In In re T.G., T.G. appealed from a jurisdictional order sustaining charges that he participated in the commission of an armed robbery and attempted to dissuade the victim from testifying against him. That victim was Miguel G., and at trial, he identified one of his robbers, but, when the prosecutor asked him to identify the second robber, he claimed he no longer remembered who the second person was. Thereafter,
The prosecutor got Miguel to admit that when questioned by police on the night of the robbery, he had (1) identified T.G. as the second robber, (2) provided a physical description of the second robber and description of his clothes that matched T.G. when he was apprehended a short time later, (3) pointed out T.G. as the second robber to police when he spotted him walking in the neighborhood that night, and (4) had been truthful with police when he described the incident and identified the second robber.
Pressed by an openly skeptical prosecutor to explain his inability to identify T.G. as the robber at the hearing, Miguel testified, "I don't know. I just don't remember. I got hit by a car and was in a coma for three days." Miguel could not remember when the accident happened except that it was after he was robbed. The prosecution sought to develop a different theory to explain Miguel's lapse of memory-his fear of T.G. taking retribution against him or his family for testifying against him. Miguel admitted that T.G. had called him and threatened him approximately three times since the robbery, and that friends of T.G. had also threatened him on the telephone and in person.
In his appeal, T.G. claimed that the admission of Miguel's prior statements violated his rights under the Confrontation Clause because Miguel was "unavailable" as a witness. In rejecting this argument, the court cited to the opinion of the United States Supreme Court in United States v.

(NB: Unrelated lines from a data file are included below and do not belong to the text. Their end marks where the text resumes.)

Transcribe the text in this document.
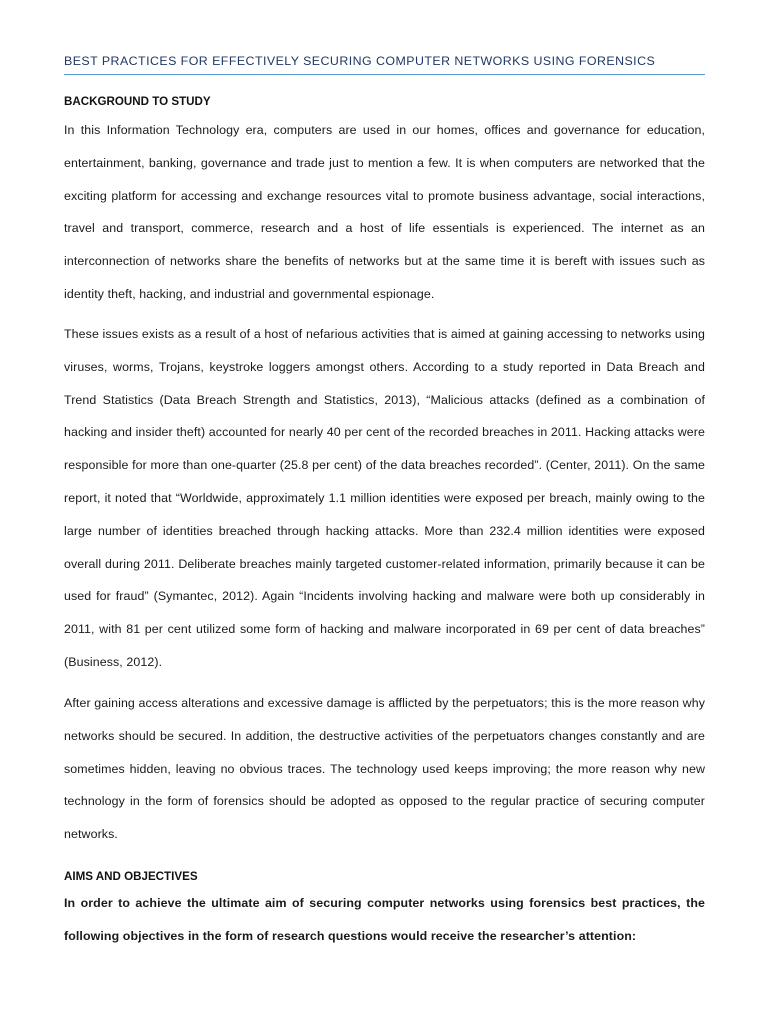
BEST PRACTICES FOR EFFECTIVELY SECURING COMPUTER NETWORKS USING FORENSICS
BACKGROUND TO STUDY
In this Information Technology era, computers are used in our homes, offices and governance for education, entertainment, banking, governance and trade just to mention a few. It is when computers are networked that the exciting platform for accessing and exchange resources vital to promote business advantage, social interactions, travel and transport, commerce, research and a host of life essentials is experienced. The internet as an interconnection of networks share the benefits of networks but at the same time it is bereft with issues such as identity theft, hacking, and industrial and governmental espionage.
These issues exists as a result of a host of nefarious activities that is aimed at gaining accessing to networks using viruses, worms, Trojans, keystroke loggers amongst others. According to a study reported in Data Breach and Trend Statistics (Data Breach Strength and Statistics, 2013), “Malicious attacks (defined as a combination of hacking and insider theft) accounted for nearly 40 per cent of the recorded breaches in 2011. Hacking attacks were responsible for more than one-quarter (25.8 per cent) of the data breaches recorded”. (Center, 2011). On the same report, it noted that “Worldwide, approximately 1.1 million identities were exposed per breach, mainly owing to the large number of identities breached through hacking attacks. More than 232.4 million identities were exposed overall during 2011. Deliberate breaches mainly targeted customer-related information, primarily because it can be used for fraud” (Symantec, 2012). Again “Incidents involving hacking and malware were both up considerably in 2011, with 81 per cent utilized some form of hacking and malware incorporated in 69 per cent of data breaches” (Business, 2012).
After gaining access alterations and excessive damage is afflicted by the perpetuators; this is the more reason why networks should be secured. In addition, the destructive activities of the perpetuators changes constantly and are sometimes hidden, leaving no obvious traces. The technology used keeps improving; the more reason why new technology in the form of forensics should be adopted as opposed to the regular practice of securing computer networks.
AIMS AND OBJECTIVES
In order to achieve the ultimate aim of securing computer networks using forensics best practices, the following objectives in the form of research questions would receive the researcher’s attention:
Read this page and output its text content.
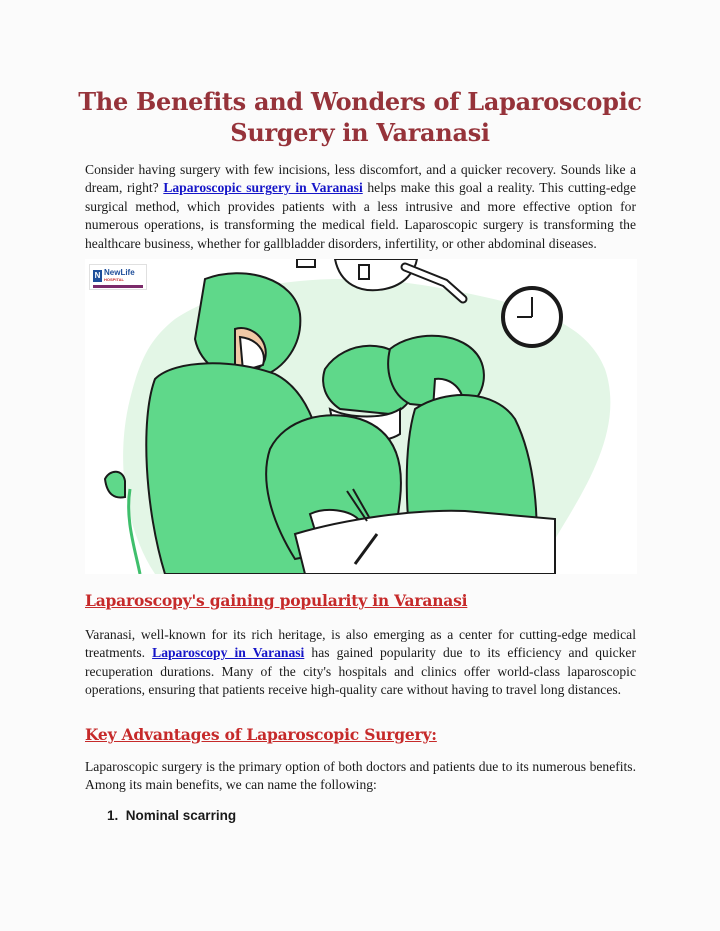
The Benefits and Wonders of Laparoscopic Surgery in Varanasi

Consider having surgery with few incisions, less discomfort, and a quicker recovery. Sounds like a dream, right? Laparoscopic surgery in Varanasi helps make this goal a reality. This cutting-edge surgical method, which provides patients with a less intrusive and more effective option for numerous operations, is transforming the medical field. Laparoscopic surgery is transforming the healthcare business, whether for gallbladder disorders, infertility, or other abdominal diseases.

N NewLife
HOSPITAL
Laparoscopy's gaining popularity in Varanasi

Varanasi, well-known for its rich heritage, is also emerging as a center for cutting-edge medical treatments. Laparoscopy in Varanasi has gained popularity due to its efficiency and quicker recuperation durations. Many of the city's hospitals and clinics offer world-class laparoscopic operations, ensuring that patients receive high-quality care without having to travel long distances.

Key Advantages of Laparoscopic Surgery:

Laparoscopic surgery is the primary option of both doctors and patients due to its numerous benefits. Among its main benefits, we can name the following:

1. Nominal scarring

Owens, 484 U.S. 554 (1988), for the proposition that "Although the right of confrontation requires that an accused receive 'an adequate opportunity to cross-examine adverse witnesses'..., it does not protect against testimony that is 'marred by forgetfulness, confusion, or evasion.'"
Now, I certainly agree with the court that if Miguel indeed were suffering from memory loss, he was "unavailable" for purposes of the rule against hearsay but "available" for cross-examination for purposes of the Confrontation Clause. But that's not what the trial court found. According to the appellate court, "In this case, the trial court, the prosecution, and the defense itself all came to the conclusion that Miguel's claim of memory loss was fabricated."
This being the case, the court should have found that Miguel was not "unavailable" under California Evidence Code Section 240(a)(3). Instead, it should have required him to render complete testimony or be held in contempt of court. Because the court did not do so, I think that T.G.'s rights under the Confrontation Clause were violated.